Человек засветился беззубой, младенчески чистой улыбкой.

– Видеть ты не должна – в городе Августе слишком многие только смотрят. Но увидела – иначе зачем бы стала трогать руками стены. Тот дом умер?

– Можно сказать и так, – я прищурилась, пытаясь разглядеть лицо собеседника, обожгла палец и уронила зажигалку. Звук падения хлюпнул, добив иллюзию. Из окошка пахнуло фонарным светом, стали видны деревянные, вытертые ступеньки. Человек осторожно оперся о подоконник и достал из кармана сложенный лист бумаги.

– Смотри. По плану Август должен стоять километров на двадцать к северу – здесь в центре города карстовые пещеры и вообще ничего нельзя строить. Понимаешь?

– Не очень, – я и вправду пребывала в полнейшем недоумении.
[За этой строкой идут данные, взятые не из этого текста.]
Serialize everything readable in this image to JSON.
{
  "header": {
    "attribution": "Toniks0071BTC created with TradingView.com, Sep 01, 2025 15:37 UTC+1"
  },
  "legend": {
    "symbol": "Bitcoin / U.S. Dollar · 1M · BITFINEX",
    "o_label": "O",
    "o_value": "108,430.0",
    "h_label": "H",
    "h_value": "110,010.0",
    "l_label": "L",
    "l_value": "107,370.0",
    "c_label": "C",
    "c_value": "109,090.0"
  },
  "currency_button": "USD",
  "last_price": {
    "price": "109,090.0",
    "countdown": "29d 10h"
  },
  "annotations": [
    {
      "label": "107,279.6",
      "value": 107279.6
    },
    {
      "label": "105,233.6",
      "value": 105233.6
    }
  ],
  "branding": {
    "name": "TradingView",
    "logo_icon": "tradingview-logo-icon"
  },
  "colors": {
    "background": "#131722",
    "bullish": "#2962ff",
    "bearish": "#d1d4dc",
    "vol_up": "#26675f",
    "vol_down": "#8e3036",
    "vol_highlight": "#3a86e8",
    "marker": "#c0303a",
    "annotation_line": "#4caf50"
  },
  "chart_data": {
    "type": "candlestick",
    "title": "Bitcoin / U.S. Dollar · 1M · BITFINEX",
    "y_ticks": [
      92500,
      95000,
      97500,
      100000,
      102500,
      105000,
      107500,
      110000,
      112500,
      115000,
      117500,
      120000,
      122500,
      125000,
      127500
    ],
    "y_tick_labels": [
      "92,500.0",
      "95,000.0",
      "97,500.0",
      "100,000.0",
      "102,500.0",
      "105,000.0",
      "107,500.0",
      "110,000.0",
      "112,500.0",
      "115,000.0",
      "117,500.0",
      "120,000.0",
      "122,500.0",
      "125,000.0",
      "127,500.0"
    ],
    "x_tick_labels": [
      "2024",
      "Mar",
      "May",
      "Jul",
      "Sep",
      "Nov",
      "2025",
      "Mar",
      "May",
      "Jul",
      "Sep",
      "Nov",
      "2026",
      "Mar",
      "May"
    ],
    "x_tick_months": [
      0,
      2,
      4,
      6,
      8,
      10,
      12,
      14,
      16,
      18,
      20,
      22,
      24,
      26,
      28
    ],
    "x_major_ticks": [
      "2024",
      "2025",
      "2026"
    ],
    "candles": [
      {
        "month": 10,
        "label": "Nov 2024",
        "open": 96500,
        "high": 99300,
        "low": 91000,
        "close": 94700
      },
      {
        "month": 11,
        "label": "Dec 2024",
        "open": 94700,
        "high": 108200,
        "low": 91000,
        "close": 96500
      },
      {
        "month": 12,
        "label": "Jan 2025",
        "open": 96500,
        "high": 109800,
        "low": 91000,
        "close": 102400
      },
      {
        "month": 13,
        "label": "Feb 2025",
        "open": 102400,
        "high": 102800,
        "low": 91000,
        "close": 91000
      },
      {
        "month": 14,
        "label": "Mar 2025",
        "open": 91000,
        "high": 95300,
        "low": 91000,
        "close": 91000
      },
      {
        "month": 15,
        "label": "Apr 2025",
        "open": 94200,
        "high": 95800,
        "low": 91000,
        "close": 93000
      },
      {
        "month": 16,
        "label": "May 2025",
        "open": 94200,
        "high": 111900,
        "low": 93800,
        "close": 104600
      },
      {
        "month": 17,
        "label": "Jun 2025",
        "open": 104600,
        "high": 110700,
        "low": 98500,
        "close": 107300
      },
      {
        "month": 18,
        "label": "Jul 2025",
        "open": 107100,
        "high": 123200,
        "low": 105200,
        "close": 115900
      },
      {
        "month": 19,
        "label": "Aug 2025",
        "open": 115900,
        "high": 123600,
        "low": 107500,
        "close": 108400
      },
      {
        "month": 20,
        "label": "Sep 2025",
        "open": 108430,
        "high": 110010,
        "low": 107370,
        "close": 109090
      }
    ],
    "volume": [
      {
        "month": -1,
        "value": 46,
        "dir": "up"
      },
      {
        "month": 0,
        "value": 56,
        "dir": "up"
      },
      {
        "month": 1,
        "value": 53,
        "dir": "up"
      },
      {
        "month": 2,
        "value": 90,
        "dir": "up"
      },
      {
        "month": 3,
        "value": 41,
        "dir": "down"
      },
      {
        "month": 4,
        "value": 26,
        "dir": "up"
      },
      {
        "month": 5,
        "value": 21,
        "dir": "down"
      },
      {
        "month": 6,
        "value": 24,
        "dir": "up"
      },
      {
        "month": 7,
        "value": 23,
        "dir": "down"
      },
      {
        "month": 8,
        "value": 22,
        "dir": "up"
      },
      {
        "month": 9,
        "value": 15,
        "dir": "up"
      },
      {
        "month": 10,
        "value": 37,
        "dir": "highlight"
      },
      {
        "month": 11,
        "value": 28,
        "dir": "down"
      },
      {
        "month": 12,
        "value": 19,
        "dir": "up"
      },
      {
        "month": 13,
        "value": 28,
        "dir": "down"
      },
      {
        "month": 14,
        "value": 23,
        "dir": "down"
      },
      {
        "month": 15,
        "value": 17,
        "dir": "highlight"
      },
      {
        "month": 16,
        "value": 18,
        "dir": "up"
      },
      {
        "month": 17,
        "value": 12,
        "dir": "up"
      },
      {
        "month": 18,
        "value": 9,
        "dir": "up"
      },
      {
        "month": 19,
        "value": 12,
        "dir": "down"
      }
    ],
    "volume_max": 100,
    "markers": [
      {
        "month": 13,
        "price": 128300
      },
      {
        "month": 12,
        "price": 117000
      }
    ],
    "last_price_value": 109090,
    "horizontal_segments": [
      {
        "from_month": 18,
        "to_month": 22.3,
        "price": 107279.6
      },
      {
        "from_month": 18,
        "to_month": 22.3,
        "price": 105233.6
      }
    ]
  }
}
– Конечно, вы же все атеисты и матерьялисты, – человек усмехнулся и погрозил кулаком кому-то невидимому, – Ты умеешь лепить домики из песка?

Я молча кивнула.

– А из пепла и битого кирпича? Из оплавленного, пересохшего хлебной коркой камня, из осколков витражей венецианского стекла, из угольков дубового паркета – заново? Огонь ест все – тело и дерево равно пища. Но человек остается – детьми и письмами, фотографиями, проклятьями ли – на земле. Дома же рушатся безвозвратно вместе с памятью стен и окон, свиной шкуркой обоев, теплыми запахами жилья. Понимаешь? Я сумел уцелеть в той войне, потому, что хотел строить домики из песка…
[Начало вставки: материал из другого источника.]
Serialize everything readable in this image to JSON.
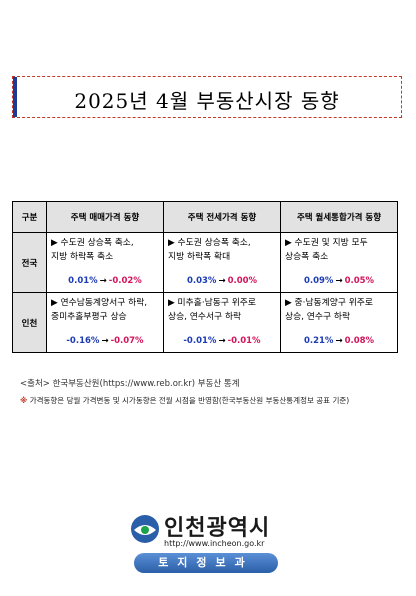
{
  "title": "2025년 4월 부동산시장 동향",
  "table": {
    "headers": [
      "구분",
      "주택 매매가격 동향",
      "주택 전세가격 동향",
      "주택 월세통합가격 동향"
    ],
    "rows": [
      {
        "region": "전국",
        "cells": [
          {
            "desc": [
              "▶ 수도권 상승폭 축소,",
              "지방 하락폭 축소"
            ],
            "from": "0.01%",
            "arrow": "→",
            "to": "-0.02%"
          },
          {
            "desc": [
              "▶ 수도권 상승폭 축소,",
              "지방 하락폭 확대"
            ],
            "from": "0.03%",
            "arrow": "→",
            "to": "0.00%"
          },
          {
            "desc": [
              "▶ 수도권 및 지방 모두",
              "상승폭 축소"
            ],
            "from": "0.09%",
            "arrow": "→",
            "to": "0.05%"
          }
        ]
      },
      {
        "region": "인천",
        "cells": [
          {
            "desc": [
              "▶ 연수남동계양서구 하락,",
              "중미추홀부평구 상승"
            ],
            "from": "-0.16%",
            "arrow": "→",
            "to": "-0.07%"
          },
          {
            "desc": [
              "▶ 미추홀·남동구 위주로",
              "상승, 연수서구 하락"
            ],
            "from": "-0.01%",
            "arrow": "→",
            "to": "-0.01%"
          },
          {
            "desc": [
              "▶ 중·남동계양구 위주로",
              "상승, 연수구 하락"
            ],
            "from": "0.21%",
            "arrow": "→",
            "to": "0.08%"
          }
        ]
      }
    ]
  },
  "source": "<출처> 한국부동산원(https://www.reb.or.kr) 부동산 통계",
  "note_mark": "※",
  "note": "가격동향은 당월 가격변동 및 시가동향은 전월 시점을 반영함(한국부동산원 부동산통계정보 공표 기준)",
  "logo": {
    "name": "인천광역시",
    "url": "http://www.incheon.go.kr"
  },
  "badge": "토지정보과",
  "colors": {
    "title_bar": "#1f3a93",
    "title_border": "#c0392b",
    "rate_from": "#1d3bb3",
    "rate_to": "#d4145a"
  }
}
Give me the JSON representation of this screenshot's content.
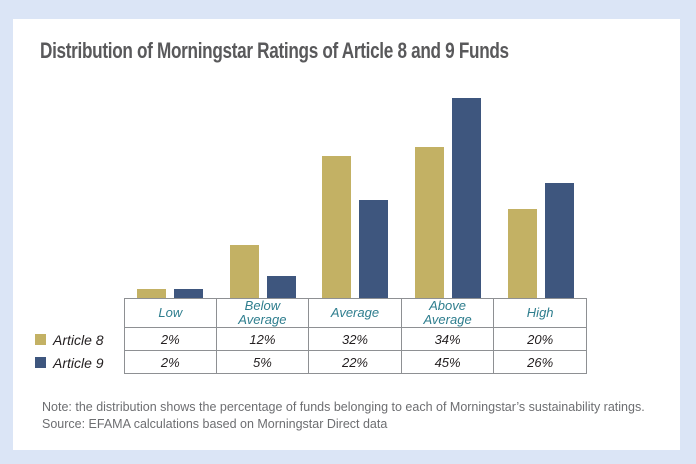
{
  "title": "Distribution of Morningstar Ratings of Article 8 and 9 Funds",
  "chart_data": {
    "type": "bar",
    "categories": [
      "Low",
      "Below Average",
      "Average",
      "Above Average",
      "High"
    ],
    "series": [
      {
        "name": "Article 8",
        "color": "#c3b164",
        "values": [
          2,
          12,
          32,
          34,
          20
        ],
        "labels": [
          "2%",
          "12%",
          "32%",
          "34%",
          "20%"
        ]
      },
      {
        "name": "Article 9",
        "color": "#3e567e",
        "values": [
          2,
          5,
          22,
          45,
          26
        ],
        "labels": [
          "2%",
          "5%",
          "22%",
          "45%",
          "26%"
        ]
      }
    ],
    "title": "Distribution of Morningstar Ratings of Article 8 and 9 Funds",
    "xlabel": "",
    "ylabel": "",
    "ylim": [
      0,
      48
    ],
    "grid": false,
    "legend_position": "left-of-table",
    "value_unit": "percent"
  },
  "notes": {
    "note": "Note: the distribution shows the percentage of funds belonging to each of Morningstar’s sustainability ratings.",
    "source": "Source: EFAMA calculations based on Morningstar Direct data"
  },
  "colors": {
    "page_background": "#dbe5f6",
    "card_background": "#ffffff",
    "article8": "#c3b164",
    "article9": "#3e567e",
    "header_text": "#2f7e8e",
    "title_text": "#59595b",
    "note_text": "#6d6e71",
    "table_border": "#8e9093"
  }
}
…Началось все со слепоты. После смерти матери он – тогда восьмилетний мальчишка – от горя потерял зрение. Полгода, пока петербургские эскулапы ломали голову над природой столь странного недуга, на прогулках он ощупывал стены зданий, стволы деревьев и решетки подвальных окон. Мир шероховатого, плоского, снежного, мраморного и чугунного заворожил настолько, что по выздоровлении мальчик занялся сперва лепкой, после же – архитектурой. Тени Растрелли и Монферана бродили в бледных снах белых ночей, пока юношам его лет снились жадные балерины и похотливые горничные.

Он уехал в Италию, дабы набраться опыта у великих и уже в Капуе узнал, что пришла революция. Он хотел быть полезным своей стране, потому вернулся с дипломом и чемоданом, полным проектов улиц и городов будущего. В двадцать пятом-двадцать седьмом годах в Ленинграде он построил два дома-коммуны – для писателей и политкаторжан. В тридцатом по нелепому обвинению сел и пять лет провел в трудовых лагерях. В тридцать пятом, осенью – вышел.

Очень хотелось жить, паче того, строить и возвышать. Но случайный, голодный брак бросил в глушь Зауралья, где он – потомственный дворянин и талантливый архитектор – при свете лампочки Ильича разводил бухгалтерию для зверосовхоза. Потому, наверное, уцелел.

После была война.

В июле 41 он пошел добровольцем на фронт, был отправлен сперва в Москву, потом в Сталинградский котел, и, наконец, «Пол-Европы прошагали, Пол-Земли» – через Польшу в Германию. И везде он видел убитые города с развороченными мостовыми. Остов синагоги в Кракове и там же кости костела; скелет дома Павлова в Сталинграде, прах Дрездена, руины траурного рейхстага.